Tokyo - The euro held its ground in Asian trade on Thursday after plunging to a four-year low on heightened anxiety over eurozone debt, as a flurry of market rumours helped cultivate a mixed trading picture.
Investors took their cue from relatively mild falls on Wall Street, where the Dow pared earlier heavy losses to close down 0.63% after German rules to curb market speculators triggered market turmoil on Wednesday.
The European single currency saw a bounce following rumours of a possible intervention from the Federal Reserve, European Central Bank and Bank of England and talk that Greece may be about to leave the eurozone.
But the currency later lost steam, fetching $1.2334 in Tokyo on Thursday after a volatile 24 hours in which it plumbed a four-year low of $1.2144 before rallying to $1.2408 in New York.
"Once it becomes apparent that the ECB or any other central bank is not about to come to the rescue of the euro the downtrend is likely to resume," said Mitul Kotecha of Credit Agricole CIB.
Eurozone finance chief Jean-Claude Juncker said on Thursday he did not see the need for European policy-makers to act immediately to arrest the euro's recent declines.
"I don't think this is a matter requiring immediate action," he told reporters at the Japanese Ministry of Finance as he responded to a question on whether Europe intends to take steps if the currency's losses accelerate.

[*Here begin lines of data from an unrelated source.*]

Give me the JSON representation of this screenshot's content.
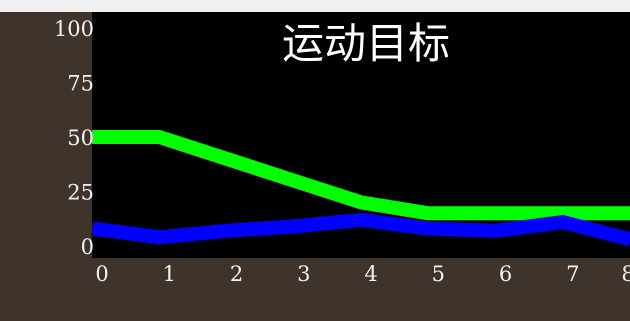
{
  "chart_data": {
    "type": "line",
    "title": "运动目标",
    "xlabel": "",
    "ylabel": "",
    "x": [
      0,
      1,
      2,
      3,
      4,
      5,
      6,
      7,
      8
    ],
    "xlim": [
      0,
      8
    ],
    "ylim": [
      0,
      100
    ],
    "y_ticks": [
      100,
      75,
      50,
      25,
      0
    ],
    "x_ticks": [
      0,
      1,
      2,
      3,
      4,
      5,
      6,
      7,
      8
    ],
    "grid": false,
    "series": [
      {
        "color": "#00ff00",
        "values": [
          50,
          50,
          40,
          30,
          20,
          15,
          15,
          15,
          15
        ]
      },
      {
        "color": "#0000ff",
        "values": [
          8,
          4,
          7,
          9,
          12,
          8,
          7,
          11,
          3
        ]
      }
    ],
    "colors": {
      "plot_background": "#000000",
      "outer_background": "#3f342c",
      "text": "#f2f2f2"
    }
  }
}
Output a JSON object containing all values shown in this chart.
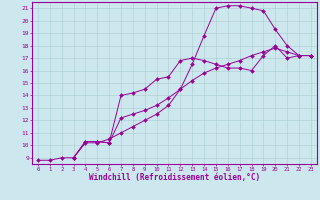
{
  "xlabel": "Windchill (Refroidissement éolien,°C)",
  "bg_color": "#cce8ee",
  "line_color": "#990099",
  "grid_color": "#aacccc",
  "xlim": [
    -0.5,
    23.5
  ],
  "ylim": [
    8.5,
    21.5
  ],
  "xticks": [
    0,
    1,
    2,
    3,
    4,
    5,
    6,
    7,
    8,
    9,
    10,
    11,
    12,
    13,
    14,
    15,
    16,
    17,
    18,
    19,
    20,
    21,
    22,
    23
  ],
  "yticks": [
    9,
    10,
    11,
    12,
    13,
    14,
    15,
    16,
    17,
    18,
    19,
    20,
    21
  ],
  "line1_x": [
    0,
    1,
    2,
    3,
    4,
    5,
    6,
    7,
    8,
    9,
    10,
    11,
    12,
    13,
    14,
    15,
    16,
    17,
    18,
    19,
    20,
    21,
    22,
    23
  ],
  "line1_y": [
    8.8,
    8.8,
    9.0,
    9.0,
    10.2,
    10.2,
    10.5,
    11.0,
    11.5,
    12.0,
    12.5,
    13.2,
    14.5,
    16.5,
    18.8,
    21.0,
    21.2,
    21.2,
    21.0,
    20.8,
    19.3,
    18.0,
    17.2,
    17.2
  ],
  "line2_x": [
    3,
    4,
    5,
    6,
    7,
    8,
    9,
    10,
    11,
    12,
    13,
    14,
    15,
    16,
    17,
    18,
    19,
    20,
    21,
    22,
    23
  ],
  "line2_y": [
    9.0,
    10.3,
    10.3,
    10.2,
    14.0,
    14.2,
    14.5,
    15.3,
    15.5,
    16.8,
    17.0,
    16.8,
    16.5,
    16.2,
    16.2,
    16.0,
    17.2,
    18.0,
    17.0,
    17.2,
    17.2
  ],
  "line3_x": [
    3,
    4,
    5,
    6,
    7,
    8,
    9,
    10,
    11,
    12,
    13,
    14,
    15,
    16,
    17,
    18,
    19,
    20,
    21,
    22,
    23
  ],
  "line3_y": [
    9.0,
    10.3,
    10.3,
    10.2,
    12.2,
    12.5,
    12.8,
    13.2,
    13.8,
    14.5,
    15.2,
    15.8,
    16.2,
    16.5,
    16.8,
    17.2,
    17.5,
    17.8,
    17.5,
    17.2,
    17.2
  ],
  "marker": "D",
  "markersize": 2.0,
  "linewidth": 0.7
}
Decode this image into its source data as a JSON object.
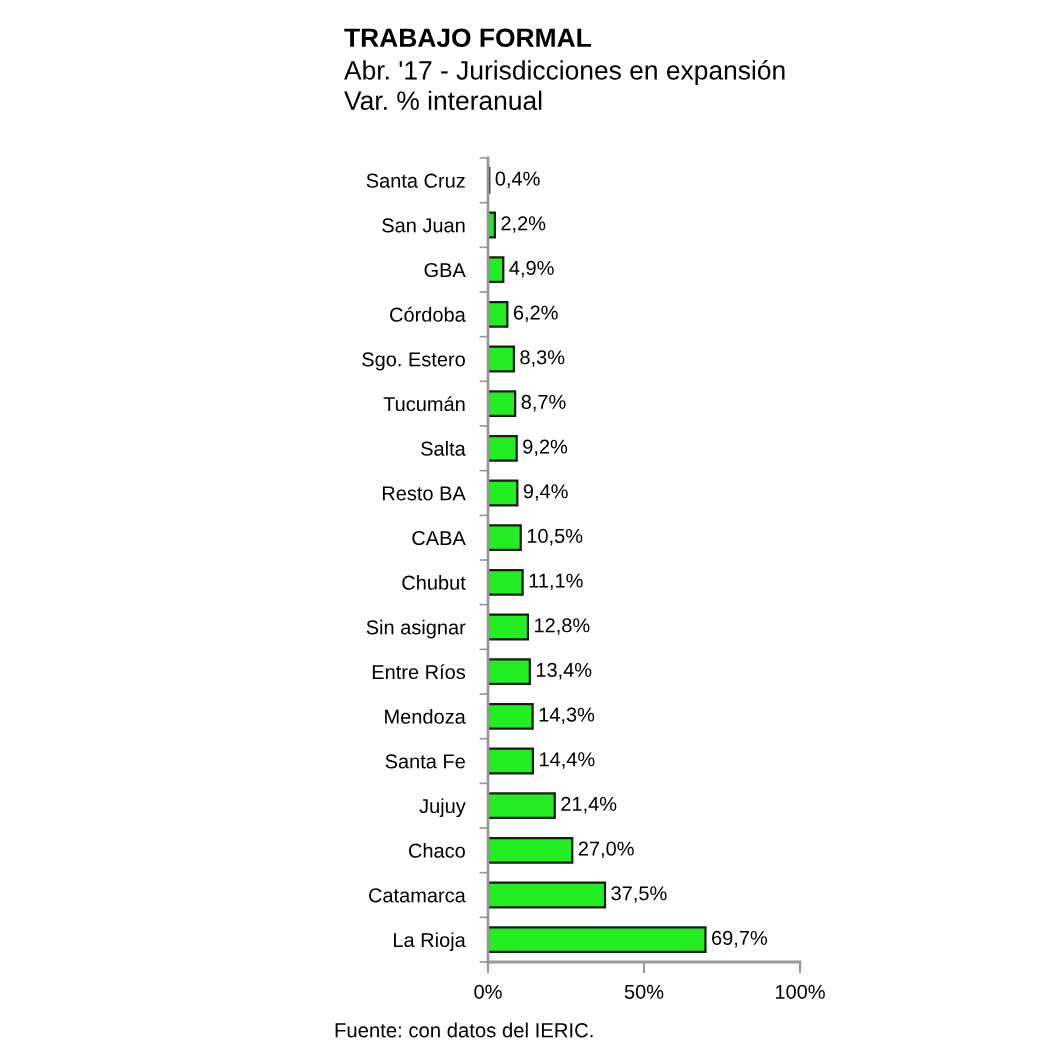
{
  "chart_data": {
    "type": "bar",
    "orientation": "horizontal",
    "title": "TRABAJO FORMAL",
    "subtitle": "Abr. '17 - Jurisdicciones en expansión\nVar. % interanual",
    "categories": [
      "Santa Cruz",
      "San Juan",
      "GBA",
      "Córdoba",
      "Sgo. Estero",
      "Tucumán",
      "Salta",
      "Resto BA",
      "CABA",
      "Chubut",
      "Sin asignar",
      "Entre Ríos",
      "Mendoza",
      "Santa Fe",
      "Jujuy",
      "Chaco",
      "Catamarca",
      "La Rioja"
    ],
    "values": [
      0.4,
      2.2,
      4.9,
      6.2,
      8.3,
      8.7,
      9.2,
      9.4,
      10.5,
      11.1,
      12.8,
      13.4,
      14.3,
      14.4,
      21.4,
      27.0,
      37.5,
      69.7
    ],
    "value_labels": [
      "0,4%",
      "2,2%",
      "4,9%",
      "6,2%",
      "8,3%",
      "8,7%",
      "9,2%",
      "9,4%",
      "10,5%",
      "11,1%",
      "12,8%",
      "13,4%",
      "14,3%",
      "14,4%",
      "21,4%",
      "27,0%",
      "37,5%",
      "69,7%"
    ],
    "color": "#22ee22",
    "xlim": [
      0,
      100
    ],
    "xticks": [
      {
        "value": 0,
        "label": "0%"
      },
      {
        "value": 50,
        "label": "50%"
      },
      {
        "value": 100,
        "label": "100%"
      }
    ],
    "grid": false,
    "annotations": [
      "Fuente: con datos del IERIC."
    ]
  }
}
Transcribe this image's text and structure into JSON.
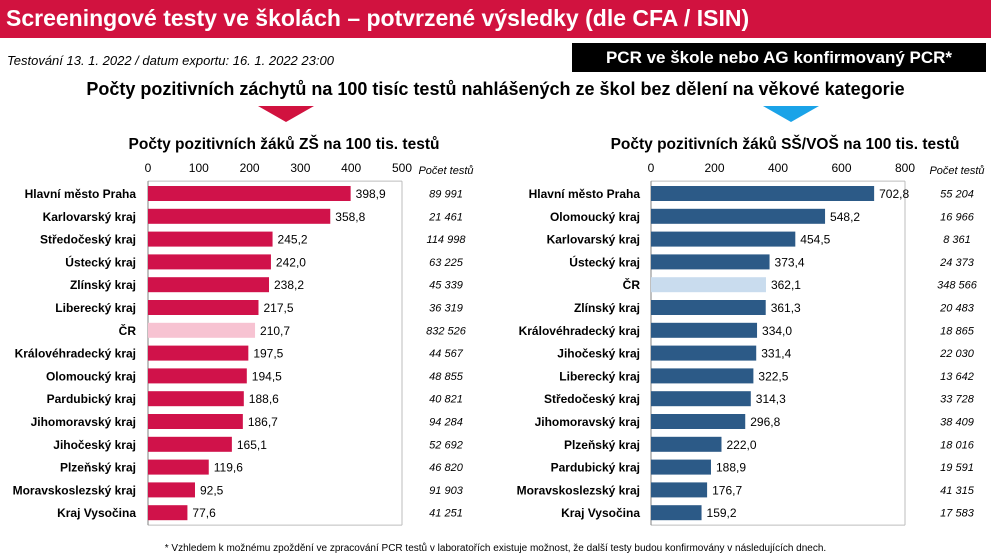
{
  "header": {
    "title": "Screeningové testy ve školách – potvrzené výsledky (dle CFA / ISIN)"
  },
  "date_line": "Testování 13. 1. 2022 / datum exportu: 16. 1. 2022 23:00",
  "badge": "PCR ve škole nebo AG konfirmovaný PCR*",
  "main_heading": "Počty pozitivních záchytů na 100 tisíc testů nahlášených ze škol bez dělení na věkové kategorie",
  "footnote": "* Vzhledem k možnému zpoždění ve zpracování PCR testů v laboratořích existuje možnost, že další testy budou konfirmovány v následujících dnech.",
  "colors": {
    "header_red": "#d1123f",
    "zs_bar": "#d0124a",
    "zs_highlight": "#f7c3d2",
    "ss_bar": "#2c5a87",
    "ss_highlight": "#c9dcee",
    "arrow_blue": "#1aa3e8"
  },
  "chart_data": [
    {
      "type": "bar",
      "orientation": "horizontal",
      "title": "Počty pozitivních žáků ZŠ na 100 tis. testů",
      "xlim": [
        0,
        500
      ],
      "ticks": [
        "0",
        "100",
        "200",
        "300",
        "400",
        "500"
      ],
      "count_header": "Počet testů",
      "highlight": "ČR",
      "categories": [
        "Hlavní město Praha",
        "Karlovarský kraj",
        "Středočeský kraj",
        "Ústecký kraj",
        "Zlínský kraj",
        "Liberecký kraj",
        "ČR",
        "Královéhradecký kraj",
        "Olomoucký kraj",
        "Pardubický kraj",
        "Jihomoravský kraj",
        "Jihočeský kraj",
        "Plzeňský kraj",
        "Moravskoslezský kraj",
        "Kraj Vysočina"
      ],
      "values": [
        398.9,
        358.8,
        245.2,
        242.0,
        238.2,
        217.5,
        210.7,
        197.5,
        194.5,
        188.6,
        186.7,
        165.1,
        119.6,
        92.5,
        77.6
      ],
      "value_labels": [
        "398,9",
        "358,8",
        "245,2",
        "242,0",
        "238,2",
        "217,5",
        "210,7",
        "197,5",
        "194,5",
        "188,6",
        "186,7",
        "165,1",
        "119,6",
        "92,5",
        "77,6"
      ],
      "counts": [
        "89 991",
        "21 461",
        "114 998",
        "63 225",
        "45 339",
        "36 319",
        "832 526",
        "44 567",
        "48 855",
        "40 821",
        "94 284",
        "52 692",
        "46 820",
        "91 903",
        "41 251"
      ]
    },
    {
      "type": "bar",
      "orientation": "horizontal",
      "title": "Počty pozitivních žáků SŠ/VOŠ na 100 tis. testů",
      "xlim": [
        0,
        800
      ],
      "ticks": [
        "0",
        "200",
        "400",
        "600",
        "800"
      ],
      "count_header": "Počet testů",
      "highlight": "ČR",
      "categories": [
        "Hlavní město Praha",
        "Olomoucký kraj",
        "Karlovarský kraj",
        "Ústecký kraj",
        "ČR",
        "Zlínský kraj",
        "Královéhradecký kraj",
        "Jihočeský kraj",
        "Liberecký kraj",
        "Středočeský kraj",
        "Jihomoravský kraj",
        "Plzeňský kraj",
        "Pardubický kraj",
        "Moravskoslezský kraj",
        "Kraj Vysočina"
      ],
      "values": [
        702.8,
        548.2,
        454.5,
        373.4,
        362.1,
        361.3,
        334.0,
        331.4,
        322.5,
        314.3,
        296.8,
        222.0,
        188.9,
        176.7,
        159.2
      ],
      "value_labels": [
        "702,8",
        "548,2",
        "454,5",
        "373,4",
        "362,1",
        "361,3",
        "334,0",
        "331,4",
        "322,5",
        "314,3",
        "296,8",
        "222,0",
        "188,9",
        "176,7",
        "159,2"
      ],
      "counts": [
        "55 204",
        "16 966",
        "8 361",
        "24 373",
        "348 566",
        "20 483",
        "18 865",
        "22 030",
        "13 642",
        "33 728",
        "38 409",
        "18 016",
        "19 591",
        "41 315",
        "17 583"
      ]
    }
  ]
}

Share markets were mixed, with Tokyo off 0.68% as fears for exporters' euro-hit earnings outweighed data showing the economy surged an annualised 4.9% in the first quarter.
"Incalculable consequences" if the euro
failsHong Kong was 0.59% higher in early trade, Shanghai rose 0.49% and Singapore added 0.38%, but Sydney fell 0.26% while Seoul gave up 0.26%.
"The key issue we are facing," said David Taylor, market analyst at CMC Markets in Australia, "is a lack of overall confidence."
"It was the key issue following the meltdown of the subprime crisis, so there are no surprises that it would be an issue now," he told Dow Jones Newswires.
Global stockmarkets slumped on Wednesday as a surprise German strike against speculative trading backfired, panicking nervous investors instead of reassuring them the authorities were fully in control.
German Chancellor Angela Merkel called for a radical overhaul of Europe's fiscal rules along German lines, warning of "incalculable consequences" for the European Union if the euro were to fail.
The markets remain concerned despite a near trillion-dollar package to prevent the troubles of debt-ridden Greece spreading to the rest of Europe.
Athens on Wednesday averted a default by tapping into a multi-billion-euro EU loan rescue as unions geared up for a new general strike against harsh austerity measures imposed as a condition of the loan.
A transfusion of
€14.5bn a day earlier from its eurozone peers arrived just in time for the country to meet its first debt deadline after an unprecedented bailout deal agreed with the EU and the IMF.
Investors also looked to the United States, where consumer prices fell for the first time in 13 months in April, suggesting there will be no hike soon in interest rates, which are currently at virtually zero percent.
The US Senate on Wednesday voted against ending debate for now on the most sweeping overhaul of financial industry rules since the Great Depression of the 1930s, clouding the measure's future.